To the members of the Moylan family, many distinguished guests in our presence and to the people of Kiskeam & North Cork, words can’t describe how honoured I am to be here today a bheith mar aoi-chainteoir ag an comoradh Seán Ui Mhaoláin. We celebrate the 60th anniversary of Seán Moylan’s passing away this year and it is a testament to the great man himself and to the people who gather at this event year after year. Go mairfidh an ocáid seo go deo.

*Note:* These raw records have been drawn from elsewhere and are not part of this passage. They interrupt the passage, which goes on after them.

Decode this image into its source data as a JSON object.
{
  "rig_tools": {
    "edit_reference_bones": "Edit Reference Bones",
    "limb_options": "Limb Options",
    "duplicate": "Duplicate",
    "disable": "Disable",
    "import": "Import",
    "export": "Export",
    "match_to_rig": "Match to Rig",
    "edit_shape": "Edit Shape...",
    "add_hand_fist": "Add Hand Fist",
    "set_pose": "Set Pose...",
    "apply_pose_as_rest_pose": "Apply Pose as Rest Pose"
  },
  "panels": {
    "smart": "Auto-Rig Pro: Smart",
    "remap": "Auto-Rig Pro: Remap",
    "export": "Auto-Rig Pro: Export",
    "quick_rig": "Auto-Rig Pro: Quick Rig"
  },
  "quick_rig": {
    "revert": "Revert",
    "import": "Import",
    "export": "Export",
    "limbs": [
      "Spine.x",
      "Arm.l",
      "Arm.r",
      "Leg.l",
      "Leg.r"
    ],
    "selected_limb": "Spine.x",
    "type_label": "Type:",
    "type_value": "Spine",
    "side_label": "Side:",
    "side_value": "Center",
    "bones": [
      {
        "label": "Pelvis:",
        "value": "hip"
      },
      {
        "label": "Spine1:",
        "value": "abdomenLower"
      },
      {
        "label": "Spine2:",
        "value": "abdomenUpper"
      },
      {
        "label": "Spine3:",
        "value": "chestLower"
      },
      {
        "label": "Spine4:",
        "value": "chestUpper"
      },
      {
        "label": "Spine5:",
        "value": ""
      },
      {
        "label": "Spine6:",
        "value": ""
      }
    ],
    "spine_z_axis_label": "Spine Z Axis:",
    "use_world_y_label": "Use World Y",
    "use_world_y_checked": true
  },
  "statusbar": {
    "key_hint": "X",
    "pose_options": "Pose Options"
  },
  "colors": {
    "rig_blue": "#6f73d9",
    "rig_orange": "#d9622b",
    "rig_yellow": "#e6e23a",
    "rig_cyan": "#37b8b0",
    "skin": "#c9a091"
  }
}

Today is a nostalgic day for many people. It certainly is for me. I first came across the name of Sean Moylan in the mid 80’s when growing up in Sydney, Australia. Before Cork became my home since 1988 I lived in Sydney for 11 years. I enjoyed my childhood years in Australia living the Aussie dream. I was as Aussie as you got. I couldn’t of had a more contrasting background. As Micheál Ó Muicheartaigh summed it up in his own unforgettable way, ‘his father from Fermanagh and his mother from Fiji, neither a hurling stronghold’. My father is a very proud Irishman. He would often reminisce about Ireland in Sydney but I found it hard to believe him. I never saw any resemblance of Ireland in the Western Suburbs of Sydney and at that stage Ireland to me might as well been in a different galaxy. However there were 2 events that suggested maybe such a place existed. From the age of 4 myself and my brother Teu would recall being woken up in the early hours because of the time difference on the 1st Sunday of every September to listen to the All Ireland Hurling Final. The same ritual would happen 2 weeks after that for the All Ireland Football Final. We hadn’t a clue what was going on but were always intrigued by dad’s enthusiasm listening to a half broken radio. The other event was on the 17th of March every year where we would be dressed up in the green, white & orange and head into Sydney City Centre for the St. Patrick’s Day Parade. Dad after a few drinks would sing songs on the way home on the train. It is here that I started to hear about ‘Just give me your hand Tabhair dom do lámh’, ‘O grá machreee I long to see The Boys of the Old Brigade’, ‘there’s a uniform that’s hanging in what’s known as father’s room’ and ‘I joined the Flying Column in 1916 In Cork with Sean Moylan in Tipperary with Dan Breen’. This soon became an annual ritual for us on the way home from every St. Patrick’s Day where we would try and sing along with dad.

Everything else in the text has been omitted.